One fork of this evolutionary chain became Radio Shack - real Radio Shack, festooned with ham gear, and electronic supermarkets like Fry's; the other begat the electronic flea market where hobbyists enthusiastically rummaged through stacks of used technojunk and walls of printed manuals. The last time I visited one of these was in the Nineties. It was in the rain in Tempe, Arizona, the last few weary radio hams nosing through it on Rascal scooters, sucking oxygen through masks like Darth Vader and bleary-eyed for the old days.
still have my prize war surplus finds, a big pile of old air force electronics that require 400hz ac power. carbon button throat mikes. 24/250 volt dynamotors.
Star Trek transporters are just 3d printers.
I can still remember being led around by older relatives in the "war surplus" stores as they were always called in the Fifties in big-city downtowns, agog at the piles of vacuum tubes, ammo boxes and arcane chunks of militaria that required cobbling up a 28V power supply to operate. Later these became discount electronic stores ("Look! Japanese made radios!").

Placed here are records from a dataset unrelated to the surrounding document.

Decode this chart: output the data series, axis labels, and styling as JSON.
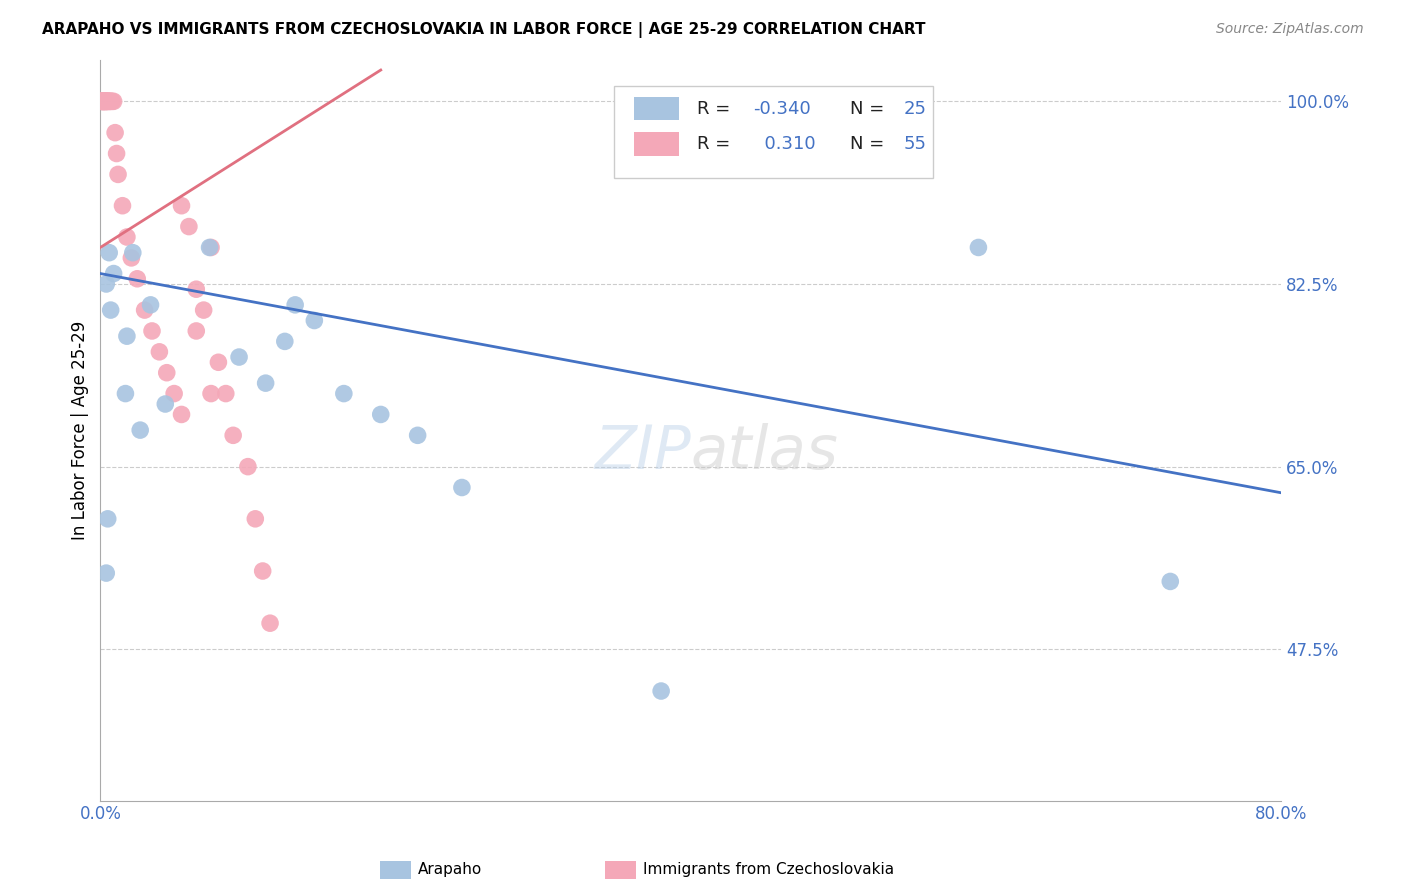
{
  "title": "ARAPAHO VS IMMIGRANTS FROM CZECHOSLOVAKIA IN LABOR FORCE | AGE 25-29 CORRELATION CHART",
  "source": "Source: ZipAtlas.com",
  "ylabel": "In Labor Force | Age 25-29",
  "xlim": [
    0.0,
    0.8
  ],
  "ylim": [
    0.33,
    1.04
  ],
  "yticks": [
    0.475,
    0.65,
    0.825,
    1.0
  ],
  "ytick_labels": [
    "47.5%",
    "65.0%",
    "82.5%",
    "100.0%"
  ],
  "xticks": [
    0.0,
    0.1,
    0.2,
    0.3,
    0.4,
    0.5,
    0.6,
    0.7,
    0.8
  ],
  "xtick_labels": [
    "0.0%",
    "",
    "",
    "",
    "",
    "",
    "",
    "",
    "80.0%"
  ],
  "blue_color": "#a8c4e0",
  "pink_color": "#f4a8b8",
  "blue_line_color": "#4472c4",
  "pink_line_color": "#e07080",
  "legend_R_blue": "-0.340",
  "legend_N_blue": "25",
  "legend_R_pink": "0.310",
  "legend_N_pink": "55",
  "watermark": "ZIPatlas",
  "arapaho_x": [
    0.004,
    0.009,
    0.006,
    0.007,
    0.005,
    0.022,
    0.018,
    0.034,
    0.044,
    0.074,
    0.094,
    0.112,
    0.125,
    0.132,
    0.004,
    0.017,
    0.027,
    0.145,
    0.165,
    0.19,
    0.215,
    0.245,
    0.38,
    0.595,
    0.725
  ],
  "arapaho_y": [
    0.825,
    0.835,
    0.855,
    0.8,
    0.6,
    0.855,
    0.775,
    0.805,
    0.71,
    0.86,
    0.755,
    0.73,
    0.77,
    0.805,
    0.548,
    0.72,
    0.685,
    0.79,
    0.72,
    0.7,
    0.68,
    0.63,
    0.435,
    0.86,
    0.54
  ],
  "czech_x": [
    0.001,
    0.001,
    0.001,
    0.001,
    0.001,
    0.002,
    0.002,
    0.002,
    0.002,
    0.002,
    0.003,
    0.003,
    0.003,
    0.003,
    0.003,
    0.004,
    0.004,
    0.004,
    0.004,
    0.005,
    0.005,
    0.005,
    0.006,
    0.006,
    0.007,
    0.007,
    0.008,
    0.009,
    0.01,
    0.011,
    0.012,
    0.015,
    0.018,
    0.021,
    0.025,
    0.03,
    0.035,
    0.04,
    0.045,
    0.05,
    0.055,
    0.06,
    0.065,
    0.07,
    0.075,
    0.08,
    0.085,
    0.09,
    0.1,
    0.105,
    0.11,
    0.115,
    0.055,
    0.065,
    0.075
  ],
  "czech_y": [
    1.0,
    1.0,
    1.0,
    1.0,
    1.0,
    1.0,
    1.0,
    1.0,
    1.0,
    1.0,
    1.0,
    1.0,
    1.0,
    1.0,
    1.0,
    1.0,
    1.0,
    1.0,
    1.0,
    1.0,
    1.0,
    1.0,
    1.0,
    1.0,
    1.0,
    1.0,
    1.0,
    1.0,
    0.97,
    0.95,
    0.93,
    0.9,
    0.87,
    0.85,
    0.83,
    0.8,
    0.78,
    0.76,
    0.74,
    0.72,
    0.9,
    0.88,
    0.82,
    0.8,
    0.86,
    0.75,
    0.72,
    0.68,
    0.65,
    0.6,
    0.55,
    0.5,
    0.7,
    0.78,
    0.72
  ],
  "pink_line_x0": 0.0,
  "pink_line_y0": 0.86,
  "pink_line_x1": 0.19,
  "pink_line_y1": 1.03,
  "blue_line_x0": 0.0,
  "blue_line_y0": 0.835,
  "blue_line_x1": 0.8,
  "blue_line_y1": 0.625
}
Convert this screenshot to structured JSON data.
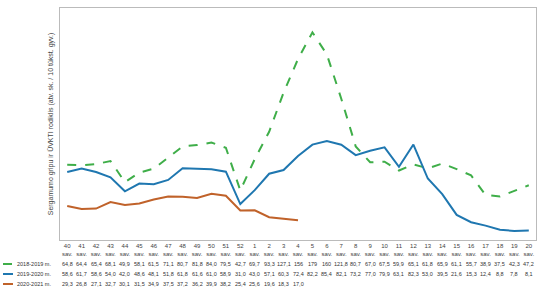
{
  "chart_data": {
    "type": "line",
    "ylabel": "Sergamumo gripu ir ŪVKTI rodiklis (atv. sk. / 10 tūkst. gyv.)",
    "categories": [
      "40 sav.",
      "41 sav.",
      "42 sav.",
      "43 sav.",
      "44 sav.",
      "45 sav.",
      "46 sav.",
      "47 sav.",
      "48 sav.",
      "49 sav.",
      "50 sav.",
      "51 sav.",
      "52 sav.",
      "1 sav.",
      "2 sav.",
      "3 sav.",
      "4 sav.",
      "5 sav.",
      "6 sav.",
      "7 sav.",
      "8 sav.",
      "9 sav.",
      "10 sav.",
      "11 sav.",
      "12 sav.",
      "13 sav.",
      "14 sav.",
      "15 sav.",
      "16 sav.",
      "17 sav.",
      "18 sav.",
      "19 sav.",
      "20 sav."
    ],
    "series": [
      {
        "name": "2018-2019 m.",
        "color": "#3fae49",
        "line_style": "dash",
        "values": [
          64.8,
          64.4,
          65.4,
          68.1,
          49.9,
          58.1,
          61.5,
          71.1,
          80.7,
          81.8,
          84.0,
          79.5,
          42.7,
          69.7,
          93.3,
          127.1,
          156,
          179,
          160,
          121.8,
          80.7,
          67.0,
          67.5,
          59.9,
          65.1,
          61.8,
          65.9,
          61.1,
          55.7,
          38.9,
          37.5,
          42.3,
          47.2
        ],
        "value_labels": [
          "64,8",
          "64,4",
          "65,4",
          "68,1",
          "49,9",
          "58,1",
          "61,5",
          "71,1",
          "80,7",
          "81,8",
          "84,0",
          "79,5",
          "42,7",
          "69,7",
          "93,3",
          "127,1",
          "156",
          "179",
          "160",
          "121,8",
          "80,7",
          "67,0",
          "67,5",
          "59,9",
          "65,1",
          "61,8",
          "65,9",
          "61,1",
          "55,7",
          "38,9",
          "37,5",
          "42,3",
          "47,2"
        ]
      },
      {
        "name": "2019-2020 m.",
        "color": "#1f77b0",
        "line_style": "solid",
        "values": [
          58.6,
          61.7,
          58.6,
          54.0,
          42.0,
          48.6,
          48.1,
          51.8,
          61.8,
          61.6,
          61.0,
          58.9,
          31.0,
          43.0,
          57.1,
          60.3,
          72.4,
          82.2,
          85.4,
          82.1,
          73.2,
          77.0,
          79.9,
          63.1,
          82.3,
          53.0,
          39.5,
          21.6,
          15.3,
          12.4,
          8.8,
          7.8,
          8.1
        ],
        "value_labels": [
          "58,6",
          "61,7",
          "58,6",
          "54,0",
          "42,0",
          "48,6",
          "48,1",
          "51,8",
          "61,8",
          "61,6",
          "61,0",
          "58,9",
          "31,0",
          "43,0",
          "57,1",
          "60,3",
          "72,4",
          "82,2",
          "85,4",
          "82,1",
          "73,2",
          "77,0",
          "79,9",
          "63,1",
          "82,3",
          "53,0",
          "39,5",
          "21,6",
          "15,3",
          "12,4",
          "8,8",
          "7,8",
          "8,1"
        ]
      },
      {
        "name": "2020-2021 m.",
        "color": "#c0622a",
        "line_style": "solid",
        "values": [
          29.3,
          26.8,
          27.1,
          32.7,
          30.1,
          31.5,
          34.9,
          37.5,
          37.2,
          36.2,
          39.9,
          38.2,
          25.4,
          25.6,
          19.6,
          18.3,
          17.0,
          null,
          null,
          null,
          null,
          null,
          null,
          null,
          null,
          null,
          null,
          null,
          null,
          null,
          null,
          null,
          null
        ],
        "value_labels": [
          "29,3",
          "26,8",
          "27,1",
          "32,7",
          "30,1",
          "31,5",
          "34,9",
          "37,5",
          "37,2",
          "36,2",
          "39,9",
          "38,2",
          "25,4",
          "25,6",
          "19,6",
          "18,3",
          "17,0",
          null,
          null,
          null,
          null,
          null,
          null,
          null,
          null,
          null,
          null,
          null,
          null,
          null,
          null,
          null,
          null
        ]
      }
    ],
    "ylim": [
      0,
      200
    ],
    "grid": false,
    "tick_labels": "x"
  }
}
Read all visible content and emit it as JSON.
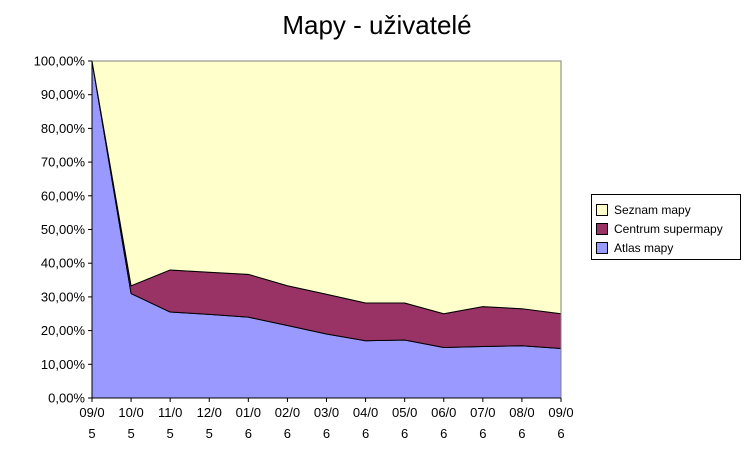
{
  "chart_data": {
    "type": "area",
    "stacked": true,
    "title": "Mapy - uživatelé",
    "categories": [
      [
        "09/0",
        "5"
      ],
      [
        "10/0",
        "5"
      ],
      [
        "11/0",
        "5"
      ],
      [
        "12/0",
        "5"
      ],
      [
        "01/0",
        "6"
      ],
      [
        "02/0",
        "6"
      ],
      [
        "03/0",
        "6"
      ],
      [
        "04/0",
        "6"
      ],
      [
        "05/0",
        "6"
      ],
      [
        "06/0",
        "6"
      ],
      [
        "07/0",
        "6"
      ],
      [
        "08/0",
        "6"
      ],
      [
        "09/0",
        "6"
      ]
    ],
    "y_ticks": [
      "0,00%",
      "10,00%",
      "20,00%",
      "30,00%",
      "40,00%",
      "50,00%",
      "60,00%",
      "70,00%",
      "80,00%",
      "90,00%",
      "100,00%"
    ],
    "ylim": [
      0,
      100
    ],
    "series": [
      {
        "name": "Atlas mapy",
        "color": "#9999ff",
        "values": [
          100,
          31,
          25.5,
          24.8,
          24,
          21.5,
          19,
          17,
          17.2,
          15,
          15.3,
          15.5,
          14.7
        ]
      },
      {
        "name": "Centrum supermapy",
        "color": "#993366",
        "values": [
          0,
          2.3,
          12.5,
          12.5,
          12.7,
          11.8,
          11.8,
          11.2,
          11,
          10,
          11.8,
          11,
          10.3
        ]
      },
      {
        "name": "Seznam mapy",
        "color": "#ffffcc",
        "values": [
          0,
          66.7,
          62,
          62.7,
          63.3,
          66.7,
          69.2,
          71.8,
          71.8,
          75,
          72.9,
          73.5,
          75
        ]
      }
    ],
    "legend_order": [
      "Seznam mapy",
      "Centrum supermapy",
      "Atlas mapy"
    ],
    "grid": false,
    "legend_position": "right"
  }
}
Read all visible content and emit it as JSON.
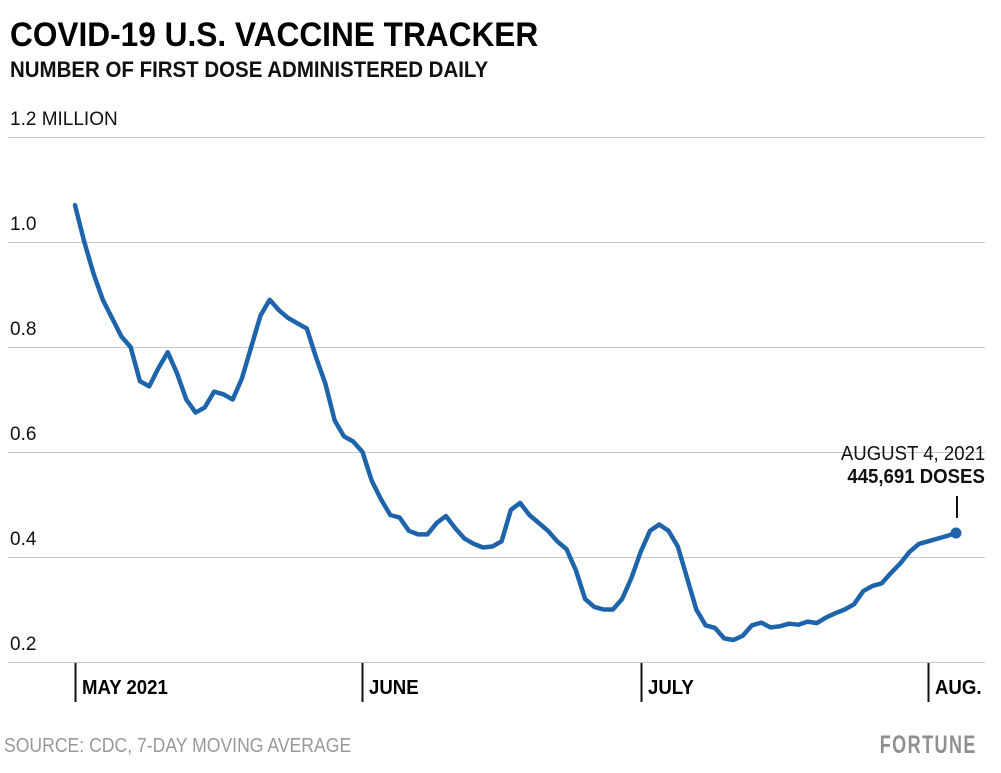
{
  "header": {
    "title": "COVID-19 U.S. VACCINE TRACKER",
    "subtitle": "NUMBER OF FIRST DOSE ADMINISTERED DAILY"
  },
  "annotation": {
    "line1": "AUGUST 4, 2021",
    "line2": "445,691 DOSES"
  },
  "footer": {
    "source": "SOURCE: CDC, 7-DAY MOVING AVERAGE",
    "logo": "FORTUNE"
  },
  "colors": {
    "line": "#1d64ab",
    "grid": "#c7c7c7",
    "tick": "#111111",
    "text": "#000000",
    "muted": "#999999",
    "logo": "#8f8f8f"
  },
  "chart_data": {
    "type": "line",
    "title": "COVID-19 U.S. VACCINE TRACKER",
    "subtitle": "NUMBER OF FIRST DOSE ADMINISTERED DAILY",
    "unit": "million first doses per day (7-day moving average)",
    "ylim": [
      0.2,
      1.2
    ],
    "grid": true,
    "legend": "none",
    "y_ticks": [
      {
        "label": "1.2 MILLION",
        "value": 1.2
      },
      {
        "label": "1.0",
        "value": 1.0
      },
      {
        "label": "0.8",
        "value": 0.8
      },
      {
        "label": "0.6",
        "value": 0.6
      },
      {
        "label": "0.4",
        "value": 0.4
      },
      {
        "label": "0.2",
        "value": 0.2
      }
    ],
    "x_ticks": [
      {
        "label": "MAY 2021",
        "day_index": 0
      },
      {
        "label": "JUNE",
        "day_index": 31
      },
      {
        "label": "JULY",
        "day_index": 61
      },
      {
        "label": "AUG.",
        "day_index": 92
      }
    ],
    "start_label": "MAY 2021",
    "series": [
      {
        "name": "First doses administered daily, 7-day moving average (millions)",
        "values": [
          1.07,
          1.0,
          0.94,
          0.89,
          0.855,
          0.82,
          0.8,
          0.735,
          0.725,
          0.76,
          0.79,
          0.75,
          0.7,
          0.675,
          0.685,
          0.715,
          0.71,
          0.7,
          0.74,
          0.8,
          0.86,
          0.89,
          0.87,
          0.855,
          0.845,
          0.835,
          0.78,
          0.73,
          0.66,
          0.63,
          0.62,
          0.6,
          0.545,
          0.51,
          0.48,
          0.475,
          0.45,
          0.443,
          0.443,
          0.465,
          0.478,
          0.455,
          0.435,
          0.425,
          0.418,
          0.42,
          0.43,
          0.49,
          0.503,
          0.48,
          0.465,
          0.45,
          0.43,
          0.415,
          0.375,
          0.32,
          0.305,
          0.3,
          0.3,
          0.32,
          0.36,
          0.41,
          0.45,
          0.462,
          0.45,
          0.42,
          0.36,
          0.3,
          0.27,
          0.265,
          0.245,
          0.242,
          0.25,
          0.27,
          0.275,
          0.266,
          0.268,
          0.273,
          0.271,
          0.277,
          0.274,
          0.285,
          0.293,
          0.3,
          0.31,
          0.335,
          0.345,
          0.35,
          0.37,
          0.388,
          0.41,
          0.425,
          0.43,
          0.435,
          0.44,
          0.445691
        ]
      }
    ],
    "last_point": {
      "date_label": "AUGUST 4, 2021",
      "value": 0.445691,
      "value_label": "445,691 DOSES"
    }
  }
}
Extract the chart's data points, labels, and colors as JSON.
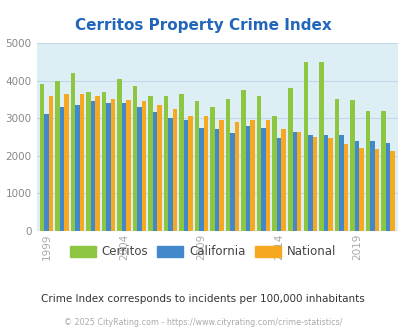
{
  "title": "Cerritos Property Crime Index",
  "title_color": "#2266bb",
  "subtitle": "Crime Index corresponds to incidents per 100,000 inhabitants",
  "footer": "© 2025 CityRating.com - https://www.cityrating.com/crime-statistics/",
  "years": [
    1999,
    2000,
    2001,
    2002,
    2003,
    2004,
    2005,
    2006,
    2007,
    2008,
    2009,
    2010,
    2011,
    2012,
    2013,
    2014,
    2015,
    2016,
    2017,
    2018,
    2019,
    2020,
    2021
  ],
  "cerritos": [
    3900,
    4000,
    4200,
    3700,
    3700,
    4050,
    3850,
    3600,
    3600,
    3650,
    3450,
    3300,
    3500,
    3750,
    3600,
    3050,
    3800,
    4500,
    4480,
    3500,
    3480,
    3200,
    3200
  ],
  "california": [
    3100,
    3300,
    3350,
    3450,
    3400,
    3400,
    3300,
    3150,
    3000,
    2950,
    2750,
    2700,
    2600,
    2800,
    2750,
    2480,
    2620,
    2550,
    2550,
    2550,
    2400,
    2380,
    2330
  ],
  "national": [
    3580,
    3650,
    3650,
    3600,
    3500,
    3490,
    3450,
    3350,
    3250,
    3050,
    3050,
    2950,
    2900,
    2950,
    2950,
    2700,
    2620,
    2490,
    2460,
    2310,
    2210,
    2180,
    2130
  ],
  "cerritos_color": "#8DC641",
  "california_color": "#4488CC",
  "national_color": "#F5A820",
  "bg_color": "#deeef5",
  "ylim": [
    0,
    5000
  ],
  "yticks": [
    0,
    1000,
    2000,
    3000,
    4000,
    5000
  ],
  "x_label_years": [
    1999,
    2004,
    2009,
    2014,
    2019
  ],
  "grid_color": "#c0d8e8",
  "legend_labels": [
    "Cerritos",
    "California",
    "National"
  ]
}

One fork of this evolutionary chain became Radio Shack - real Radio Shack, festooned with ham gear, and electronic supermarkets like Fry's; the other begat the electronic flea market where hobbyists enthusiastically rummaged through stacks of used technojunk and walls of printed manuals. The last time I visited one of these was in the Nineties. It was in the rain in Tempe, Arizona, the last few weary radio hams nosing through it on Rascal scooters, sucking oxygen through masks like Darth Vader and bleary-eyed for the old days.
wonder what percentage of them had the tail of a fighter plane poking out of the roof...
Star Trek transporters are just 3d printers.